Plaintiff's Response to Motion for Summary Judgment, Exhibit 3 at 19. However, this letter reveals that Sullivan had not reached any conclusions about the extent of Snyder's impairment and was prepared to chart its future relationship with Snyder based on the information provided by her physician. Thus, Sullivan does not appear to have relied on stereotypes to inform its view of Snyder's mental health condition, rather it sought medical information from her physician to inform its decision to grant Snyder's FMLA absence from work in the fall of 2004. Though Sullivan's grant of FMLA time to Snyder indicates that it accepted that her bipolar was a "serious health condition" for purpose of FMLA, there is no indication that Sullivan either resisted Snyder's return to work or believed that she could not work. Moreover, as the excerpt from the August 24, 2004 letter reveals, Sullivan did not view eligibility for FMLA coverage as coextensive with whether someone was so disabled that they required an accommodation. Absolute proof of this is that Snyder continued to work at Sullivan without documented incident or comment for nearly a year after her FMLA leave.
It would be counterproductive to the interplay of the FMLA and the ADA if the allowance of FMLA leave could put an employer at risk of liability under the "perceived as" prong of the ADA.
According to Springmeier's testimony, the latest document in Snyder's employment file prior to the August 10 incident was a note written by Springmeier on November 18, 2004 in response to questions from Snyder's physician.
Springmeier did testify that Snyder "didn't appear to be happy," "had a chip on her shoulder," was "combative," and "difficult to get along with" at work and that she sometimes did not document incidents involving Snyder. Springmeier also testified that shortly after Snyder's return from FMLA in early November 2004, Snyder would cry at work and have "outbursts" or "would just completely go blank" when responding to requests from students for information. Springmeier further testified that the Snyder explained that her medication caused these changes. However, this testimony about Snyder's mood and attitude cannot be stretched to suggest that Sullivan regarded Snyder as "unable to work" because of her bipolar disorder.
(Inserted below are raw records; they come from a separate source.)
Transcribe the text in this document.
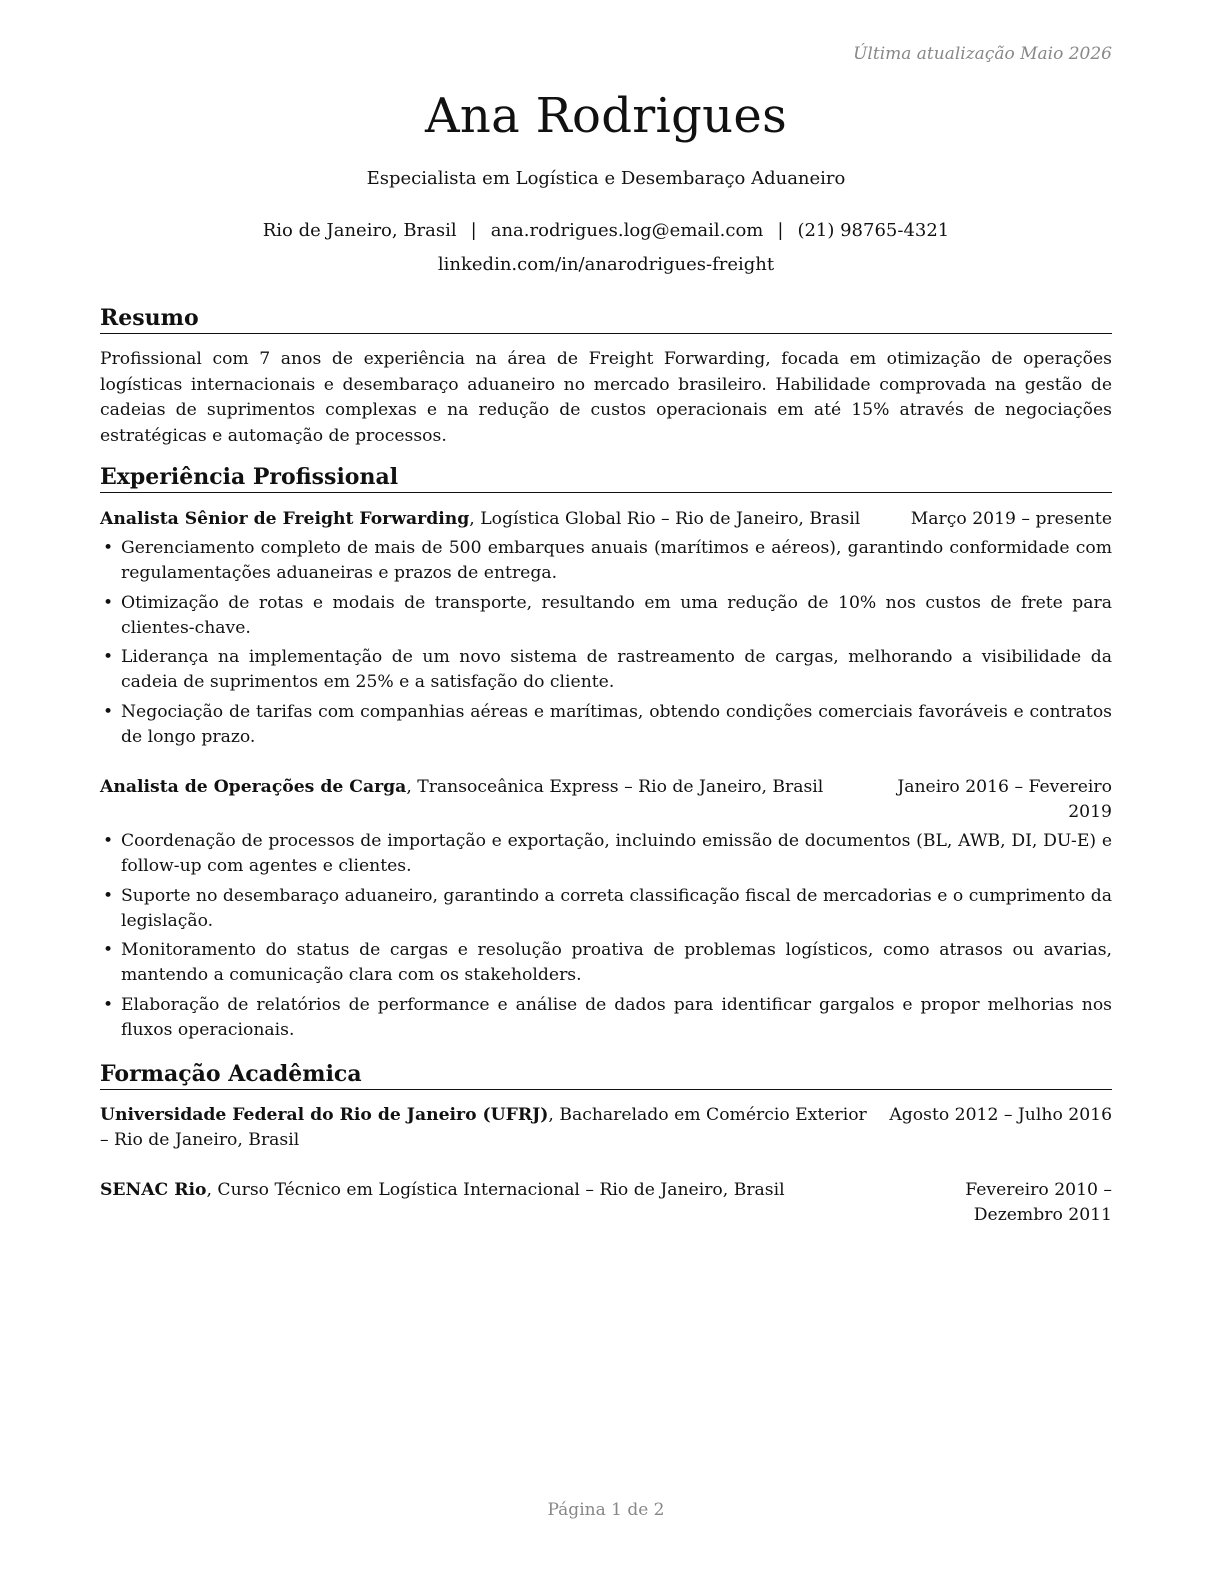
Última atualização Maio 2026
Ana Rodrigues
Especialista em Logística e Desembaraço Aduaneiro
Rio de Janeiro, Brasil | ana.rodrigues.log@email.com | (21) 98765-4321
linkedin.com/in/anarodrigues-freight
Resumo
Profissional com 7 anos de experiência na área de Freight Forwarding, focada em otimização de operações logísticas internacionais e desembaraço aduaneiro no mercado brasileiro. Habilidade comprovada na gestão de cadeias de suprimentos complexas e na redução de custos operacionais em até 15% através de negociações estratégicas e automação de processos.
Experiência Profissional
Analista Sênior de Freight Forwarding, Logística Global Rio – Rio de Janeiro, Brasil	Março 2019 – presente
• Gerenciamento completo de mais de 500 embarques anuais (marítimos e aéreos), garantindo conformidade com regulamentações aduaneiras e prazos de entrega.
• Otimização de rotas e modais de transporte, resultando em uma redução de 10% nos custos de frete para clientes-chave.
• Liderança na implementação de um novo sistema de rastreamento de cargas, melhorando a visibilidade da cadeia de suprimentos em 25% e a satisfação do cliente.
• Negociação de tarifas com companhias aéreas e marítimas, obtendo condições comerciais favoráveis e contratos de longo prazo.
Analista de Operações de Carga, Transoceânica Express – Rio de Janeiro, Brasil	Janeiro 2016 – Fevereiro 2019
• Coordenação de processos de importação e exportação, incluindo emissão de documentos (BL, AWB, DI, DU-E) e follow-up com agentes e clientes.
• Suporte no desembaraço aduaneiro, garantindo a correta classificação fiscal de mercadorias e o cumprimento da legislação.
• Monitoramento do status de cargas e resolução proativa de problemas logísticos, como atrasos ou avarias, mantendo a comunicação clara com os stakeholders.
• Elaboração de relatórios de performance e análise de dados para identificar gargalos e propor melhorias nos fluxos operacionais.
Formação Acadêmica
Universidade Federal do Rio de Janeiro (UFRJ), Bacharelado em Comércio Exterior – Rio de Janeiro, Brasil
Agosto 2012 – Julho 2016
SENAC Rio, Curso Técnico em Logística Internacional – Rio de Janeiro, Brasil	Fevereiro 2010 – Dezembro 2011
Página 1 de 2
See Ross, 237 F.3d at 709 ("Not only must a plaintiff demonstrate that an employer thought he was disabled, he must also show that the employer though that his disability would prevent him from performing a broad class of jobs."). Springmeier described the period from the end of November 2004 until Snyder's termination as "on and off and on and off" and Snyder described the period as "relatively uneventful." Although Springmeier relieved Snyder of extra duties assigned to her regarding the CEF Program in 2004, this fact does not support an inference that Sullivan regarded Snyder as unable to complete a broad range of jobs, and Snyder retained the original duties of her job. No evidence thereafter suggests a concern that among Sullivan officials that Snyder was unable to perform a wide range of jobs. See id.
Viewed in the light most favorable to Snyder, the undisputed material facts reveal that Snyder is not disabled for purposes of the KCRA. Moreover, there is simply insufficient evidence to permit the conclusion that Sullivan believed that Snyder was unable to perform the duties of her job or many other jobs, even after Sullivan obtained medical documentation for purposes of granting the FMLA absence and despite Springmeier's opinions about Snyder's mood and her observation of Snyder's interactions with her co-workers.
The Court will enter an order consistent with this Memorandum Opinion.